Businesses are often not confident their systems are protected from sophisticated cyber criminals and many aren’t sure their data breach response plan meets requirements, a Gallagher Australia report has found.

“Cyber threats dramatically escalated in 2020 and this negative trend has continued into the first quarter of 2021,” Gallagher says.

“While politically motivated strike forces mount attacks against institutions and government organisations, the most common threat is from ordinary hackers managing to stay one step ahead of both business and regulators, which has been overwhelming for some organisations.”

The 2021 Gallagher Australia Cyber Insights Report reflects more than 600 survey responses from organisations and looks at key risk areas as well as prevention and protection.

“Cyber exposures are constantly and quickly evolving and the cyber risk management journey is continual with no end in sight,” the report says.

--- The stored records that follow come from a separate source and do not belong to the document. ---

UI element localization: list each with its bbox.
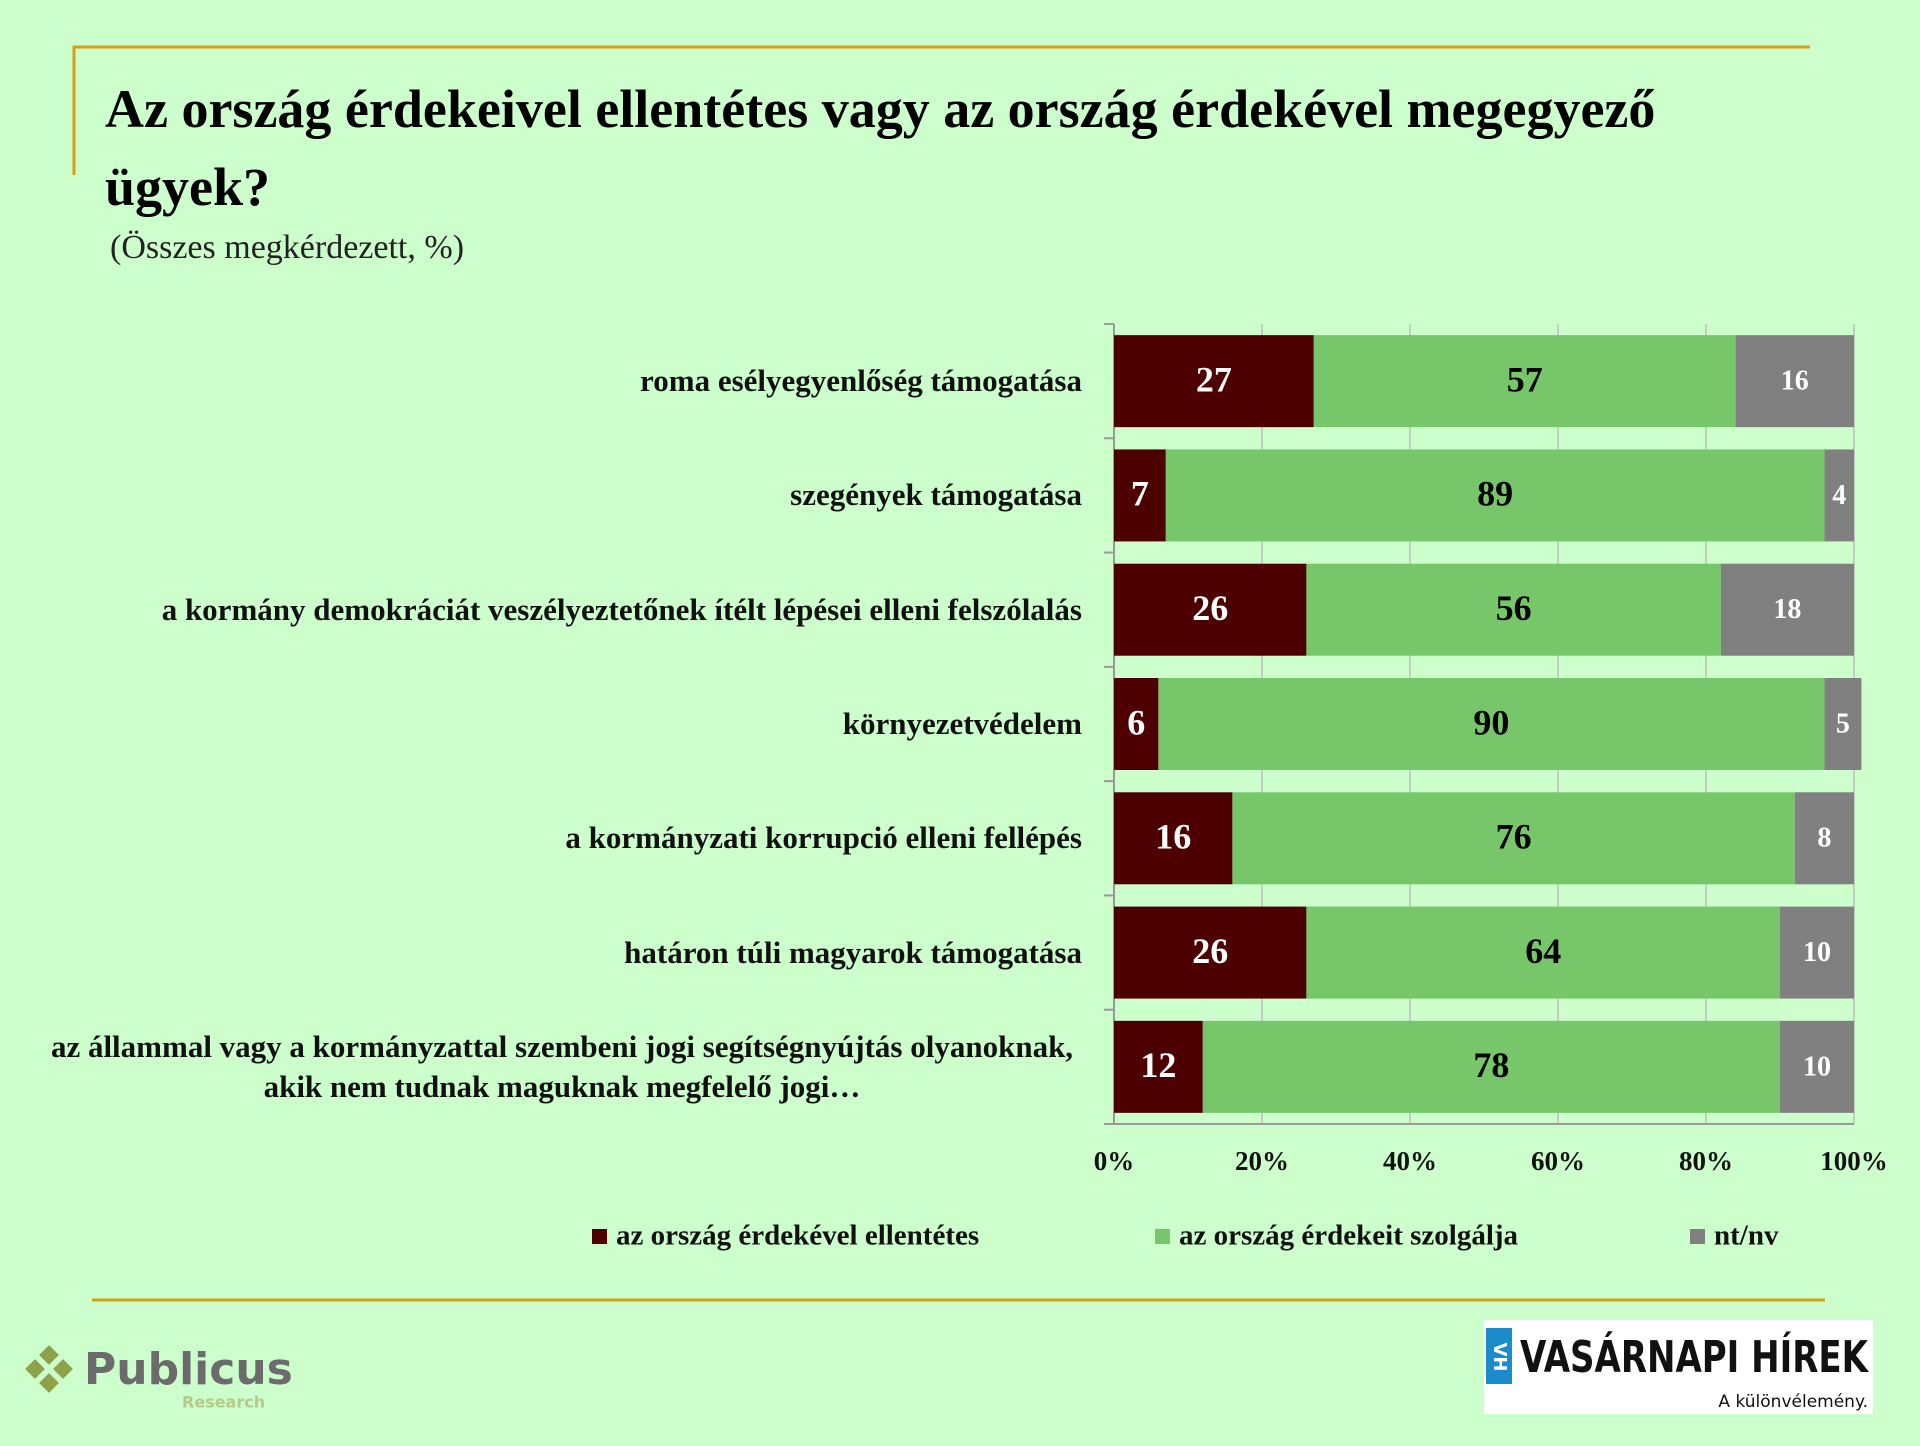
legend-swatch bbox=[592, 1229, 607, 1244]
value-label: 26 bbox=[1192, 588, 1228, 628]
bar-segment bbox=[1165, 449, 1825, 542]
title-box: Az ország érdekeivel ellentétes vagy az … bbox=[105, 79, 1656, 217]
value-label: 76 bbox=[1496, 817, 1532, 857]
x-tick-label: 20% bbox=[1235, 1146, 1289, 1176]
bar-segment bbox=[1202, 1020, 1780, 1113]
value-label: 5 bbox=[1836, 708, 1850, 739]
value-label: 4 bbox=[1832, 480, 1846, 511]
x-tick-label: 40% bbox=[1383, 1146, 1437, 1176]
legend-label: nt/nv bbox=[1714, 1220, 1779, 1252]
category-label: roma esélyegyenlőség támogatása bbox=[42, 361, 1082, 401]
bar-segment bbox=[1720, 563, 1854, 656]
category-text: roma esélyegyenlőség támogatása bbox=[640, 363, 1082, 399]
category-text: a kormányzati korrupció elleni fellépés bbox=[565, 820, 1082, 856]
value-label: 57 bbox=[1507, 359, 1543, 399]
category-text: az állammal vagy a kormányzattal szemben… bbox=[50, 1028, 1074, 1104]
bar-segment bbox=[1114, 906, 1307, 999]
value-label: 89 bbox=[1477, 474, 1513, 514]
category-text: szegények támogatása bbox=[790, 477, 1082, 513]
legend-label: az ország érdekeit szolgálja bbox=[1179, 1220, 1519, 1252]
value-label: 16 bbox=[1155, 817, 1191, 857]
bar-segment bbox=[1114, 563, 1307, 656]
bar-segment bbox=[1114, 335, 1314, 428]
logo-left: Publicus Research bbox=[25, 1344, 293, 1412]
value-label: 12 bbox=[1140, 1045, 1176, 1085]
title: Az ország érdekeivel ellentétes vagy az … bbox=[105, 79, 1656, 217]
value-label: 6 bbox=[1127, 702, 1145, 742]
category-text: határon túli magyarok támogatása bbox=[624, 934, 1082, 970]
bar-segment bbox=[1780, 906, 1854, 999]
bar-segment bbox=[1114, 449, 1166, 542]
x-tick-label: 80% bbox=[1679, 1146, 1733, 1176]
bar-segment bbox=[1824, 678, 1862, 770]
legend-label: az ország érdekével ellentétes bbox=[616, 1220, 979, 1252]
category-label: határon túli magyarok támogatása bbox=[42, 933, 1082, 973]
category-label: környezetvédelem bbox=[42, 704, 1082, 744]
bar-segment bbox=[1313, 335, 1736, 428]
logo-text: Publicus bbox=[84, 1344, 293, 1395]
plot: 0% 20% 40% 60% 80% 100% 27 57 16 7 89 4 26 56 18 6 90 5 16… bbox=[592, 323, 1888, 1252]
x-tick-label: 100% bbox=[1820, 1146, 1888, 1176]
value-label: 10 bbox=[1803, 1051, 1831, 1082]
logo-badge-text: VH bbox=[1489, 1343, 1510, 1372]
value-label: 26 bbox=[1192, 931, 1228, 971]
value-label: 7 bbox=[1131, 474, 1149, 514]
logo-badge bbox=[1486, 1328, 1512, 1384]
value-label: 8 bbox=[1817, 823, 1831, 854]
value-label: 27 bbox=[1196, 359, 1232, 399]
value-label: 10 bbox=[1803, 937, 1831, 968]
bar-segment bbox=[1306, 906, 1780, 999]
legend-swatch bbox=[1690, 1229, 1705, 1244]
logo-mark bbox=[25, 1345, 73, 1393]
category-label: az állammal vagy a kormányzattal szemben… bbox=[42, 1027, 1082, 1107]
bar-segment bbox=[1306, 563, 1721, 656]
bar-segment bbox=[1158, 678, 1825, 770]
bar-segment bbox=[1114, 792, 1233, 885]
value-label: 18 bbox=[1773, 594, 1801, 625]
logo-tagline: A különvélemény. bbox=[1718, 1392, 1868, 1412]
bar-segment bbox=[1114, 1020, 1203, 1113]
bar-segment bbox=[1794, 792, 1854, 885]
bar-segment bbox=[1824, 449, 1854, 542]
category-label: a kormány demokráciát veszélyeztetőnek í… bbox=[42, 590, 1082, 630]
subtitle: (Összes megkérdezett, %) bbox=[110, 229, 464, 266]
logo-box bbox=[1484, 1320, 1873, 1414]
category-text: a kormány demokráciát veszélyeztetőnek í… bbox=[161, 591, 1082, 627]
legend-swatch bbox=[1155, 1229, 1170, 1244]
bar-segment bbox=[1232, 792, 1795, 885]
logo-sub: Research bbox=[182, 1393, 265, 1412]
value-label: 78 bbox=[1473, 1045, 1509, 1085]
category-text: környezetvédelem bbox=[842, 706, 1082, 741]
logo-text: VASÁRNAPI HÍREK bbox=[1520, 1330, 1869, 1383]
value-label: 16 bbox=[1781, 366, 1809, 397]
x-tick-label: 60% bbox=[1531, 1146, 1585, 1176]
value-label: 56 bbox=[1496, 588, 1532, 628]
bar-segment bbox=[1735, 335, 1854, 428]
bar-segment bbox=[1114, 678, 1159, 770]
value-label: 64 bbox=[1525, 931, 1561, 971]
logo-right: VH VASÁRNAPI HÍREK A különvélemény. bbox=[1484, 1320, 1873, 1414]
category-label: a kormányzati korrupció elleni fellépés bbox=[42, 818, 1082, 858]
chart-title: Az ország érdekeivel ellentétes vagy az … bbox=[105, 79, 1656, 217]
value-label: 90 bbox=[1473, 702, 1509, 742]
category-label: szegények támogatása bbox=[42, 475, 1082, 515]
x-tick-label: 0% bbox=[1094, 1146, 1135, 1176]
bar-segment bbox=[1780, 1020, 1854, 1113]
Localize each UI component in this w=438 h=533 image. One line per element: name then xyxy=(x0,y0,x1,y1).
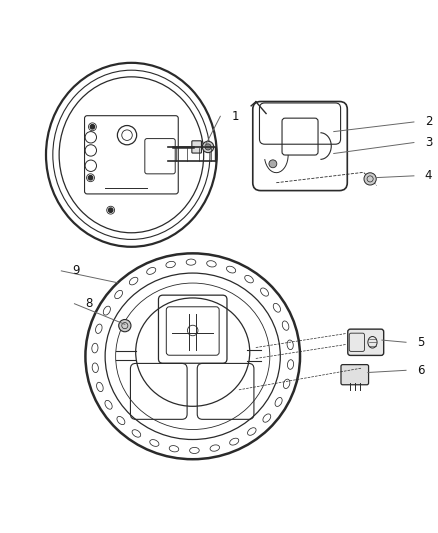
Text: 9: 9 xyxy=(72,264,80,277)
Circle shape xyxy=(88,175,93,180)
FancyBboxPatch shape xyxy=(341,365,369,385)
Text: 4: 4 xyxy=(425,169,432,182)
Circle shape xyxy=(90,125,95,129)
Circle shape xyxy=(205,144,211,150)
Circle shape xyxy=(364,173,376,185)
Text: 6: 6 xyxy=(417,364,424,377)
Text: 8: 8 xyxy=(85,297,93,310)
Circle shape xyxy=(109,208,113,212)
Text: 1: 1 xyxy=(231,110,239,123)
Text: 3: 3 xyxy=(425,136,432,149)
Text: 5: 5 xyxy=(417,336,424,349)
Circle shape xyxy=(119,319,131,332)
Circle shape xyxy=(202,141,214,152)
Circle shape xyxy=(269,160,277,168)
FancyBboxPatch shape xyxy=(348,329,384,356)
Text: 2: 2 xyxy=(425,116,432,128)
FancyBboxPatch shape xyxy=(192,141,201,153)
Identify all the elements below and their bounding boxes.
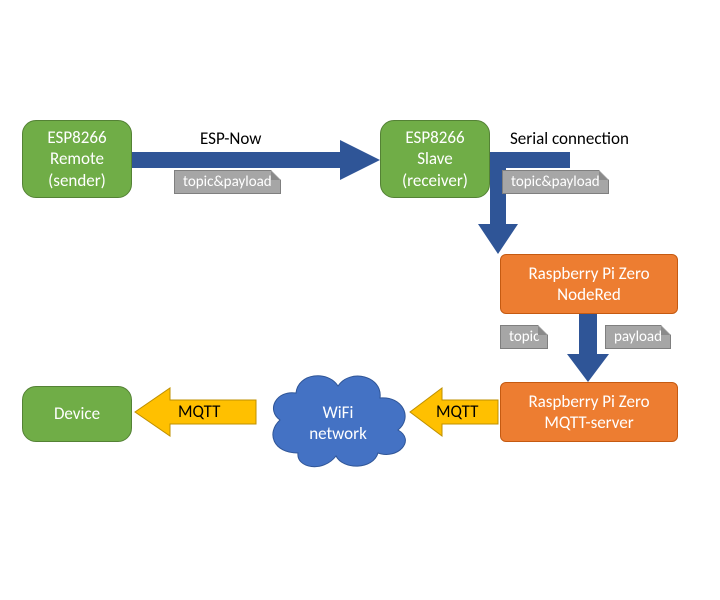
wifi-cloud-label: WiFinetwork: [258, 402, 418, 445]
note-3-text: topic: [509, 328, 539, 346]
arrow-nodered-mqtt: [567, 314, 609, 382]
node-rpi-nodered-label: Raspberry Pi ZeroNodeRed: [528, 263, 649, 306]
node-rpi-mqtt: Raspberry Pi ZeroMQTT-server: [500, 382, 678, 442]
note-topic-payload-1: topic&payload: [174, 170, 281, 194]
wifi-cloud-text: WiFinetwork: [309, 402, 367, 444]
label-mqtt2-text: MQTT: [178, 401, 220, 422]
label-mqtt1: MQTT: [436, 401, 478, 422]
note-topic-payload-2: topic&payload: [502, 170, 609, 194]
node-device-label: Device: [54, 403, 100, 424]
label-mqtt1-text: MQTT: [436, 401, 478, 422]
label-mqtt2: MQTT: [178, 401, 220, 422]
label-espnow: ESP-Now: [200, 128, 261, 149]
label-espnow-text: ESP-Now: [200, 128, 261, 149]
node-esp-remote: ESP8266Remote(sender): [22, 120, 132, 198]
note-topic: topic: [500, 325, 548, 349]
arrow-serial: [478, 152, 570, 254]
node-esp-remote-label: ESP8266Remote(sender): [47, 127, 106, 191]
note-2-text: topic&payload: [511, 173, 600, 191]
note-1-text: topic&payload: [183, 173, 272, 191]
node-rpi-nodered: Raspberry Pi ZeroNodeRed: [500, 254, 678, 314]
node-rpi-mqtt-label: Raspberry Pi ZeroMQTT-server: [528, 391, 649, 434]
node-esp-slave-label: ESP8266Slave(receiver): [402, 127, 468, 191]
node-device: Device: [22, 386, 132, 442]
node-esp-slave: ESP8266Slave(receiver): [380, 120, 490, 198]
note-4-text: payload: [614, 328, 662, 346]
note-payload: payload: [605, 325, 671, 349]
wifi-cloud: WiFinetwork: [258, 358, 418, 478]
label-serial-text: Serial connection: [510, 128, 629, 149]
label-serial: Serial connection: [510, 128, 629, 149]
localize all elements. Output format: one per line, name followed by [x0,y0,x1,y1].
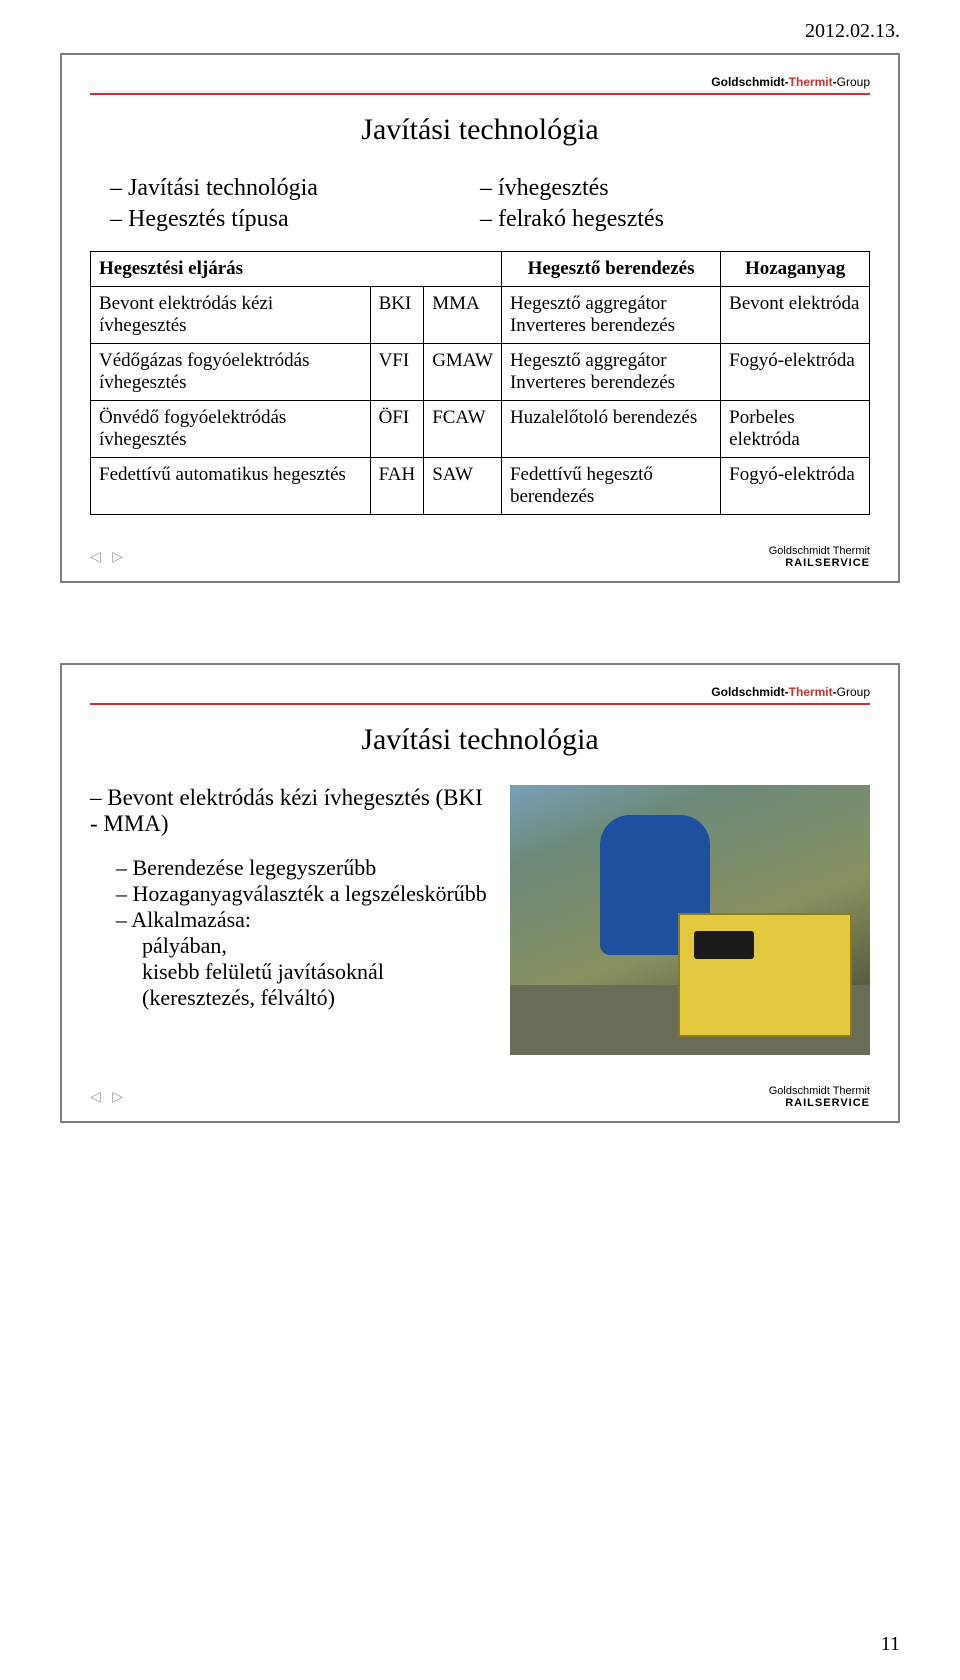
cell: ÖFI [370,401,424,458]
slide-header: Goldschmidt-Thermit-Group [90,683,870,705]
page-date: 2012.02.13. [60,20,900,43]
page-number: 11 [881,1633,900,1656]
line-3b: kisebb felületű javításoknál (keresztezé… [142,959,490,1011]
cell: BKI [370,287,424,344]
cell: MMA [424,287,502,344]
brand-part3: Group [837,685,870,699]
photo-machine [678,913,852,1037]
footer-brand-line2: RAILSERVICE [769,557,870,569]
table-row: Védőgázas fogyóelektródás ívhegesztés VF… [91,344,870,401]
footer-brand-line1: Goldschmidt Thermit [769,1085,870,1097]
brand-logo: Goldschmidt-Thermit-Group [711,685,870,699]
line-0: Bevont elektródás kézi ívhegesztés (BKI … [90,785,490,837]
line-1: Berendezése legegyszerűbb [116,855,490,881]
cell: Bevont elektródás kézi ívhegesztés [91,287,371,344]
brand-part2: Thermit [789,685,833,699]
slide2-text: Bevont elektródás kézi ívhegesztés (BKI … [90,785,490,1011]
slide-footer: ◁ ▷ Goldschmidt Thermit RAILSERVICE [90,1085,870,1109]
welding-table: Hegesztési eljárás Hegesztő berendezés H… [90,251,870,515]
cell: SAW [424,458,502,515]
slide-footer: ◁ ▷ Goldschmidt Thermit RAILSERVICE [90,545,870,569]
nav-arrows-icon: ◁ ▷ [90,549,127,566]
cell: Bevont elektróda [721,287,870,344]
cell: Fedettívű automatikus hegesztés [91,458,371,515]
brand-logo: Goldschmidt-Thermit-Group [711,75,870,89]
table-row: Fedettívű automatikus hegesztés FAH SAW … [91,458,870,515]
page: 2012.02.13. Goldschmidt-Thermit-Group Ja… [0,0,960,1680]
cell: Védőgázas fogyóelektródás ívhegesztés [91,344,371,401]
bullet-right-1: ívhegesztés [480,175,870,202]
cell: Hegesztő aggregátor Inverteres berendezé… [501,287,720,344]
brand-part1: Goldschmidt [711,75,784,89]
brand-part1: Goldschmidt [711,685,784,699]
cell: FCAW [424,401,502,458]
cell: Huzalelőtoló berendezés [501,401,720,458]
th-hozaganyag: Hozaganyag [721,252,870,287]
cell: Fogyó-elektróda [721,344,870,401]
cell: Fogyó-elektróda [721,458,870,515]
table-row: Bevont elektródás kézi ívhegesztés BKI M… [91,287,870,344]
line-3: Alkalmazása: [116,907,490,933]
th-berendezes: Hegesztő berendezés [501,252,720,287]
cell: GMAW [424,344,502,401]
bullet-list: Javítási technológia ívhegesztés Hegeszt… [110,175,870,233]
nav-arrows-icon: ◁ ▷ [90,1089,127,1106]
cell: Fedettívű hegesztő berendezés [501,458,720,515]
brand-part3: Group [837,75,870,89]
slide-2: Goldschmidt-Thermit-Group Javítási techn… [60,663,900,1123]
cell: Önvédő fogyóelektródás ívhegesztés [91,401,371,458]
table-row: Önvédő fogyóelektródás ívhegesztés ÖFI F… [91,401,870,458]
slide-header: Goldschmidt-Thermit-Group [90,73,870,95]
slide2-body: Bevont elektródás kézi ívhegesztés (BKI … [90,785,870,1055]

Only 45% of 415 respondents are confident their employees receive regular cyber security training, while half are confident or extremely confident their remote workforce uses the same security protocols and procedures as they would in the office environment.

The report highlights that cyber criminals will often look for vulnerabilities in a vendor’s security systems as a way of getting into a target’s network, since supplier networks can be comparatively more vulnerable.

But only 28% of respondents are confident their third-party suppliers would have sufficient insurance to cover cyber breach costs.

When it comes to having a data breach response plan or cyber incident response plan that meets business and regulatory requirements, 8% say they are extremely confident, 20% confident, 34% somewhat confident, 24% not so confident and 14% not confident at all.

Only 43% say they are extremely confident or confident that their business has sufficient insurance to cover the associated costs of a cyber incident.

“The main motivation for any business owner or leader to manage cyber risk is the consideration that a cyber incident is perhaps inevitable in our current digital landscape, regardless of the level of confidence you may have in your cyber security posture,” Gallagher says.

The report says many clients enhance their cyber security, risk management and protection as a result of having been the victim of an incident and suffering anything from reputational damage to financial devastation caused by data loss or breach.